A combination of declining demand for newsprint and for glossy paper, cheaper imports and increasing energy and transportation costs have led to several closures and bankruptcies at Maine mills in recent years.
Among the recent mill shake-ups:
• Verso Paper sold off its unprofitable Bucksport mill in 2014, eliminating 500 jobs. The move was part of a complicated $1.4 billion deal that involved the acquisition and then sale of the former NewPage mill in Rumford in January 2015. That mill is now owned by Canada-based Catalyst Paper and employs 500 people. Verso is continuing to operate while it goes through a bankruptcy restructuring. More than 500 people work at its mill in Jay.

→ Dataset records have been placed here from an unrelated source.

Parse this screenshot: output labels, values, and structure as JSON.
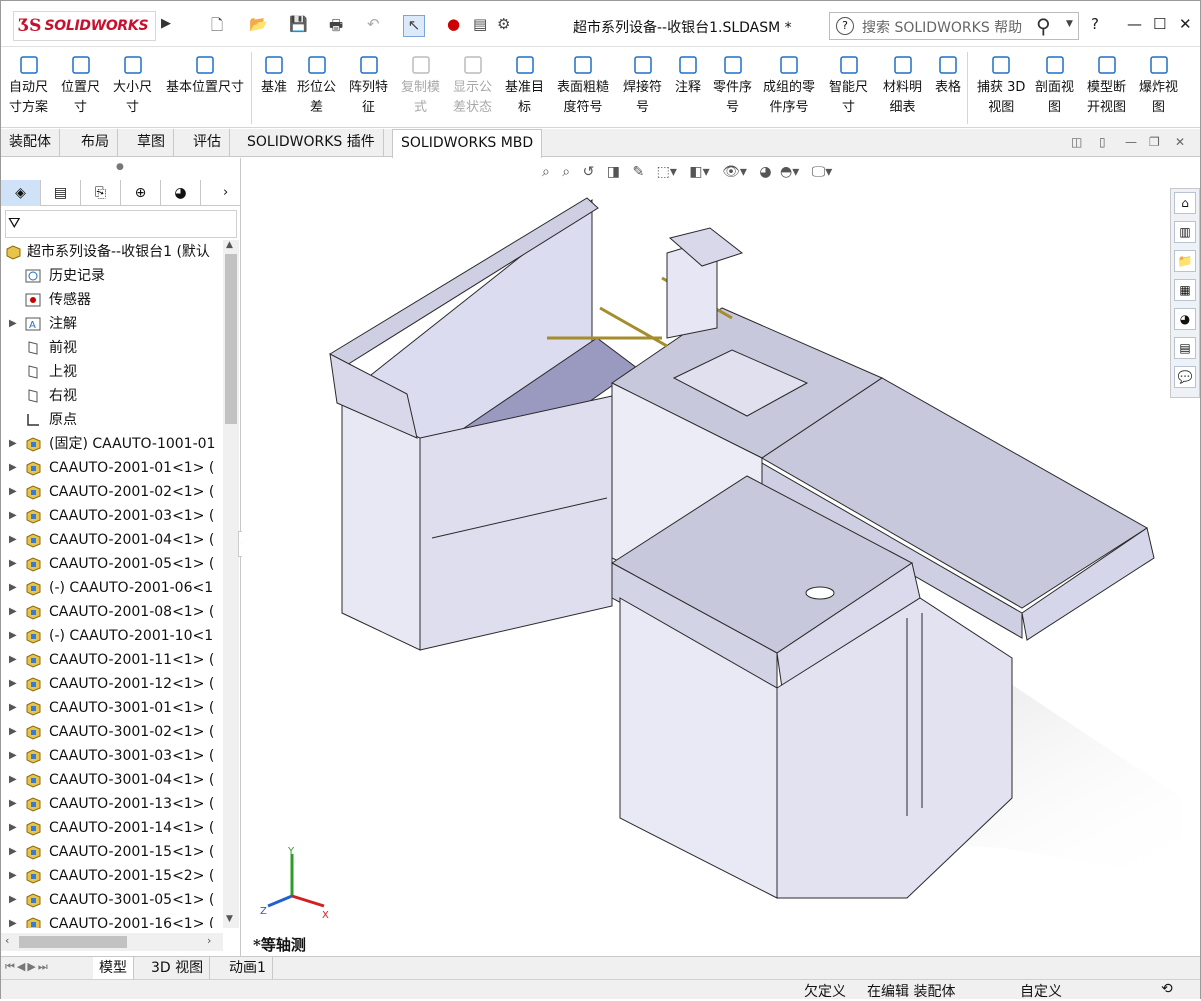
{
  "app": {
    "logo_text": "SOLIDWORKS",
    "doc_title": "超市系列设备--收银台1.SLDASM *",
    "search_placeholder": "搜索 SOLIDWORKS 帮助",
    "help_label": "?"
  },
  "ribbon": [
    {
      "l1": "自动尺",
      "l2": "寸方案",
      "icon": "auto-dimension-icon",
      "disabled": false
    },
    {
      "l1": "位置尺",
      "l2": "寸",
      "icon": "location-dimension-icon",
      "disabled": false
    },
    {
      "l1": "大小尺",
      "l2": "寸",
      "icon": "size-dimension-icon",
      "disabled": false
    },
    {
      "l1": "基本位置尺寸",
      "l2": "",
      "icon": "basic-location-dimension-icon",
      "disabled": false
    },
    {
      "l1": "基准",
      "l2": "",
      "icon": "datum-icon",
      "disabled": false
    },
    {
      "l1": "形位公",
      "l2": "差",
      "icon": "geometric-tolerance-icon",
      "disabled": false
    },
    {
      "l1": "阵列特",
      "l2": "征",
      "icon": "pattern-feature-icon",
      "disabled": false
    },
    {
      "l1": "复制模",
      "l2": "式",
      "icon": "copy-scheme-icon",
      "disabled": true
    },
    {
      "l1": "显示公",
      "l2": "差状态",
      "icon": "show-tolerance-status-icon",
      "disabled": true
    },
    {
      "l1": "基准目",
      "l2": "标",
      "icon": "datum-target-icon",
      "disabled": false
    },
    {
      "l1": "表面粗糙",
      "l2": "度符号",
      "icon": "surface-finish-icon",
      "disabled": false
    },
    {
      "l1": "焊接符",
      "l2": "号",
      "icon": "weld-symbol-icon",
      "disabled": false
    },
    {
      "l1": "注释",
      "l2": "",
      "icon": "note-icon",
      "disabled": false
    },
    {
      "l1": "零件序",
      "l2": "号",
      "icon": "balloon-icon",
      "disabled": false
    },
    {
      "l1": "成组的零",
      "l2": "件序号",
      "icon": "stacked-balloon-icon",
      "disabled": false
    },
    {
      "l1": "智能尺",
      "l2": "寸",
      "icon": "smart-dimension-icon",
      "disabled": false
    },
    {
      "l1": "材料明",
      "l2": "细表",
      "icon": "bom-icon",
      "disabled": false
    },
    {
      "l1": "表格",
      "l2": "",
      "icon": "table-icon",
      "disabled": false
    },
    {
      "l1": "捕获 3D",
      "l2": "视图",
      "icon": "capture-3d-view-icon",
      "disabled": false
    },
    {
      "l1": "剖面视",
      "l2": "图",
      "icon": "section-view-icon",
      "disabled": false
    },
    {
      "l1": "模型断",
      "l2": "开视图",
      "icon": "model-break-view-icon",
      "disabled": false
    },
    {
      "l1": "爆炸视",
      "l2": "图",
      "icon": "exploded-view-icon",
      "disabled": false
    }
  ],
  "command_tabs": [
    "装配体",
    "布局",
    "草图",
    "评估",
    "SOLIDWORKS 插件",
    "SOLIDWORKS MBD"
  ],
  "tree": {
    "root": "超市系列设备--收银台1  (默认",
    "items": [
      {
        "label": "历史记录",
        "exp": false,
        "type": "history"
      },
      {
        "label": "传感器",
        "exp": false,
        "type": "sensor"
      },
      {
        "label": "注解",
        "exp": true,
        "type": "annot"
      },
      {
        "label": "前视",
        "exp": false,
        "type": "plane"
      },
      {
        "label": "上视",
        "exp": false,
        "type": "plane"
      },
      {
        "label": "右视",
        "exp": false,
        "type": "plane"
      },
      {
        "label": "原点",
        "exp": false,
        "type": "origin"
      },
      {
        "label": "(固定) CAAUTO-1001-01",
        "exp": true,
        "type": "part"
      },
      {
        "label": "CAAUTO-2001-01<1> (",
        "exp": true,
        "type": "part"
      },
      {
        "label": "CAAUTO-2001-02<1> (",
        "exp": true,
        "type": "part"
      },
      {
        "label": "CAAUTO-2001-03<1> (",
        "exp": true,
        "type": "part"
      },
      {
        "label": "CAAUTO-2001-04<1> (",
        "exp": true,
        "type": "part"
      },
      {
        "label": "CAAUTO-2001-05<1> (",
        "exp": true,
        "type": "part"
      },
      {
        "label": "(-) CAAUTO-2001-06<1",
        "exp": true,
        "type": "part"
      },
      {
        "label": "CAAUTO-2001-08<1> (",
        "exp": true,
        "type": "part"
      },
      {
        "label": "(-) CAAUTO-2001-10<1",
        "exp": true,
        "type": "part"
      },
      {
        "label": "CAAUTO-2001-11<1> (",
        "exp": true,
        "type": "part"
      },
      {
        "label": "CAAUTO-2001-12<1> (",
        "exp": true,
        "type": "part"
      },
      {
        "label": "CAAUTO-3001-01<1> (",
        "exp": true,
        "type": "part"
      },
      {
        "label": "CAAUTO-3001-02<1> (",
        "exp": true,
        "type": "part"
      },
      {
        "label": "CAAUTO-3001-03<1> (",
        "exp": true,
        "type": "part"
      },
      {
        "label": "CAAUTO-3001-04<1> (",
        "exp": true,
        "type": "part"
      },
      {
        "label": "CAAUTO-2001-13<1> (",
        "exp": true,
        "type": "part"
      },
      {
        "label": "CAAUTO-2001-14<1> (",
        "exp": true,
        "type": "part"
      },
      {
        "label": "CAAUTO-2001-15<1> (",
        "exp": true,
        "type": "part"
      },
      {
        "label": "CAAUTO-2001-15<2> (",
        "exp": true,
        "type": "part"
      },
      {
        "label": "CAAUTO-3001-05<1> (",
        "exp": true,
        "type": "part"
      },
      {
        "label": "CAAUTO-2001-16<1> (",
        "exp": true,
        "type": "part"
      }
    ]
  },
  "viewport": {
    "view_label": "*等轴测",
    "triad": {
      "x": "X",
      "y": "Y",
      "z": "Z"
    }
  },
  "bottom_tabs": [
    "模型",
    "3D 视图",
    "动画1"
  ],
  "status": {
    "s1": "欠定义",
    "s2": "在编辑 装配体",
    "s3": "自定义"
  },
  "colors": {
    "brand": "#c8102e",
    "model_fill": "#e6e6f5",
    "model_shade": "#b9b9d6",
    "model_edge": "#2a2a2a",
    "accent_blue": "#1f6fc5"
  }
}
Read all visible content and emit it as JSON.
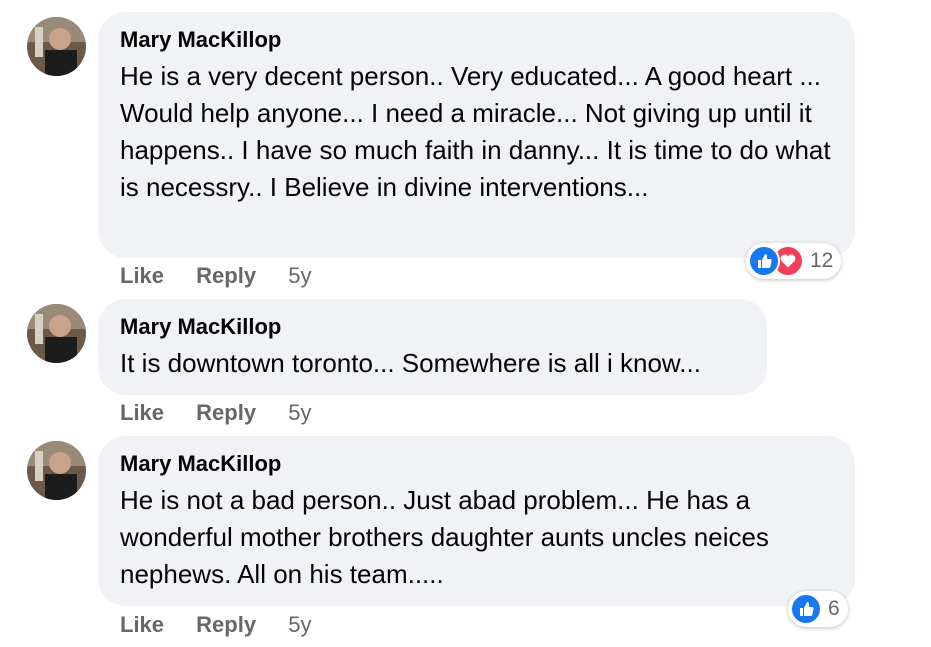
{
  "comments": [
    {
      "author": "Mary MacKillop",
      "text": "He is a very decent person.. Very educated... A good heart ... Would help anyone... I need a miracle... Not giving up until it happens.. I have so much faith in danny... It is time to do what is necessry.. I Believe in divine interventions...",
      "like_label": "Like",
      "reply_label": "Reply",
      "time": "5y",
      "reactions": {
        "icons": [
          "like-icon",
          "love-icon"
        ],
        "count": "12"
      }
    },
    {
      "author": "Mary MacKillop",
      "text": "It is downtown toronto... Somewhere is all i know...",
      "like_label": "Like",
      "reply_label": "Reply",
      "time": "5y"
    },
    {
      "author": "Mary MacKillop",
      "text": "He is not a bad person.. Just abad problem... He has a wonderful mother brothers daughter aunts uncles neices nephews. All on his team.....",
      "like_label": "Like",
      "reply_label": "Reply",
      "time": "5y",
      "reactions": {
        "icons": [
          "like-icon"
        ],
        "count": "6"
      }
    }
  ],
  "colors": {
    "bubble": "#f0f2f5",
    "action_text": "#65676b",
    "like_blue": "#1877f2",
    "love_red": "#f33e58"
  }
}
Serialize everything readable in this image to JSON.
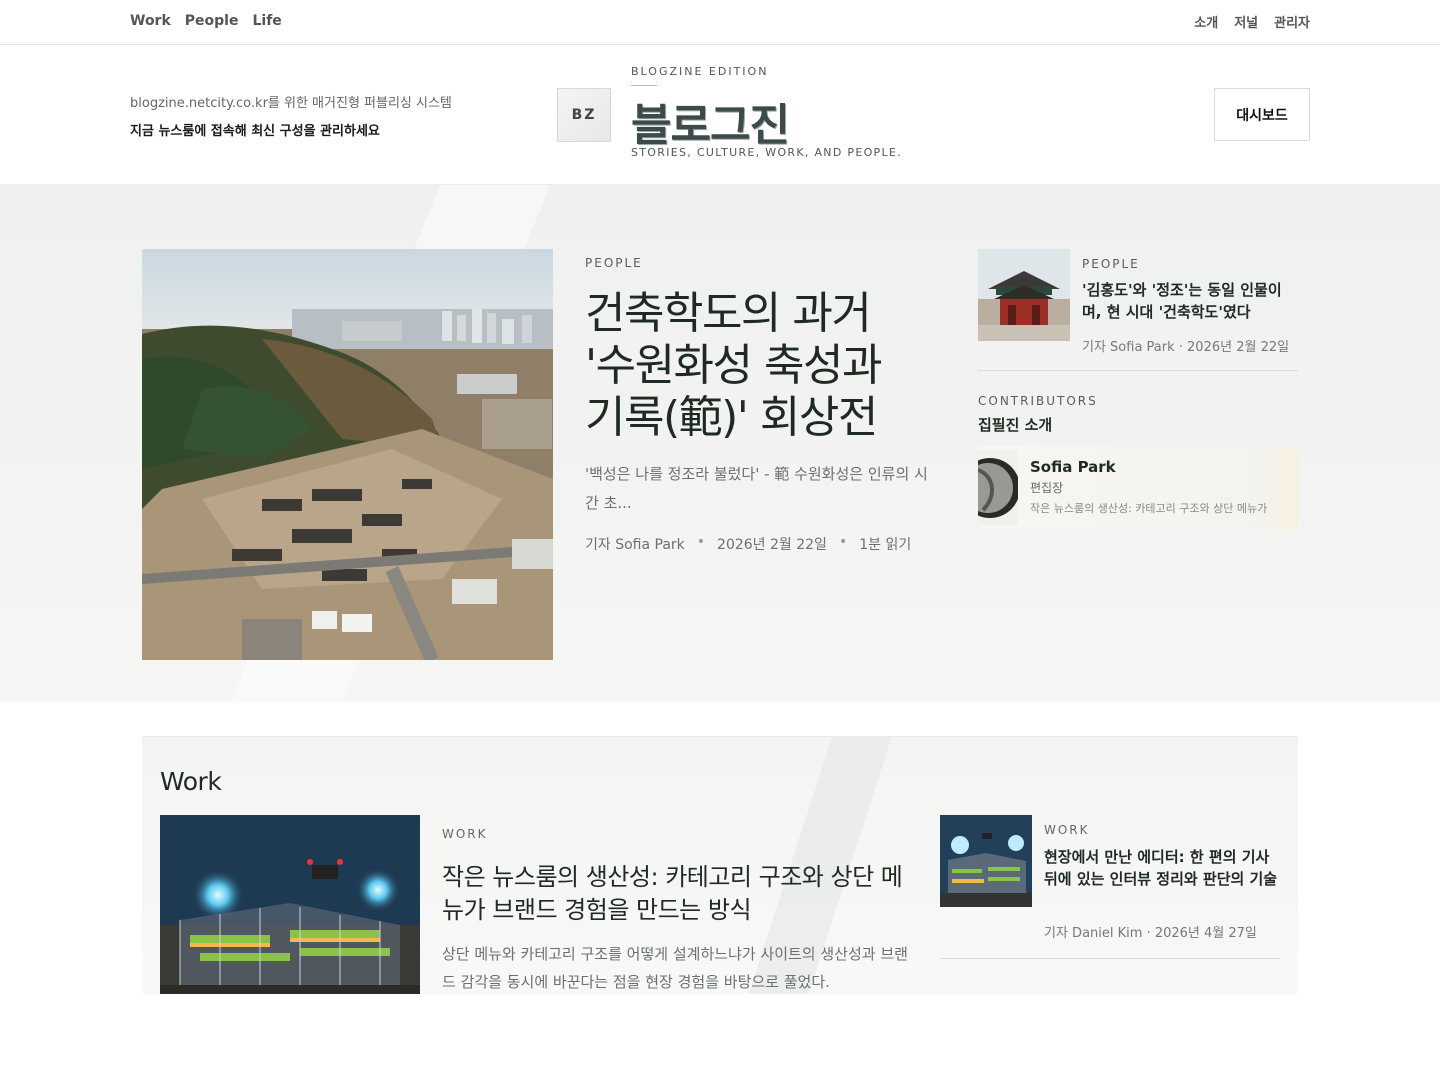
{
  "topnav": {
    "left": [
      "Work",
      "People",
      "Life"
    ],
    "right": [
      "소개",
      "저널",
      "관리자"
    ]
  },
  "masthead": {
    "tagline": "blogzine.netcity.co.kr를 위한 매거진형 퍼블리싱 시스템",
    "subtagline": "지금 뉴스룸에 접속해 최신 구성을 관리하세요",
    "logo_mark": "BZ",
    "edition": "BLOGZINE EDITION",
    "brand": "블로그진",
    "brand_sub": "STORIES, CULTURE, WORK, AND PEOPLE.",
    "dashboard_label": "대시보드"
  },
  "hero": {
    "category": "PEOPLE",
    "title": "건축학도의 과거 '수원화성 축성과 기록(範)' 회상전",
    "excerpt": "'백성은 나를 정조라 불렀다' - 範 수원화성은 인류의 시간 초...",
    "author": "기자 Sofia Park",
    "date": "2026년 2월 22일",
    "read_time": "1분 읽기"
  },
  "side_story": {
    "category": "PEOPLE",
    "title": "'김홍도'와 '정조'는 동일 인물이며, 현 시대 '건축학도'였다",
    "meta": "기자 Sofia Park · 2026년 2월 22일"
  },
  "contributors": {
    "kicker": "CONTRIBUTORS",
    "title": "집필진 소개",
    "name": "Sofia Park",
    "role": "편집장",
    "bio": "작은 뉴스룸의 생산성: 카테고리 구조와 상단 메뉴가"
  },
  "work_section": {
    "heading": "Work",
    "main": {
      "category": "WORK",
      "title": "작은 뉴스룸의 생산성: 카테고리 구조와 상단 메뉴가 브랜드 경험을 만드는 방식",
      "excerpt": "상단 메뉴와 카테고리 구조를 어떻게 설계하느냐가 사이트의 생산성과 브랜드 감각을 동시에 바꾼다는 점을 현장 경험을 바탕으로 풀었다."
    },
    "side": {
      "category": "WORK",
      "title": "현장에서 만난 에디터: 한 편의 기사 뒤에 있는 인터뷰 정리와 판단의 기술",
      "meta": "기자 Daniel Kim · 2026년 4월 27일"
    }
  }
}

• Lincoln Paper and Tissue never recovered from a boiler explosion in 2013 that idled the mill, ultimately forcing it to file bankruptcy in September 2015. Owners were hoping to find a buyer who would continue to operate it, but those hopes were dampened when the mill was sold to liquidators in November and started to sell equipment in February. The mill employed 170 at the time of the bankruptcy filing.
• Old Town pulp mill, which once employed 400, had been foundering since 2006 when Georgia Pacific relocated operations to the South. It went through a series of owners and launched a research facility in conjunction with the University of Maine to explore alternative fuel made from woody biomass. Expera Specialty Solutions bought the pulp mill in December 2014, but closed it the following September, saying that decline in the value of the Canadian dollar and an increase in the number of pulp mills had caused pulp prices to decline. About 195 people lost their jobs.
• More than 4,000 people were once employed by mills in East Millinocket and Millinocket. The Millinocket mill closed in 2008 and the East Millinocket mill went through a series of investors before filing bankruptcy in 2014 and displacing 200 workers. It was sold to a company that specializes in industrial demolitions March 3.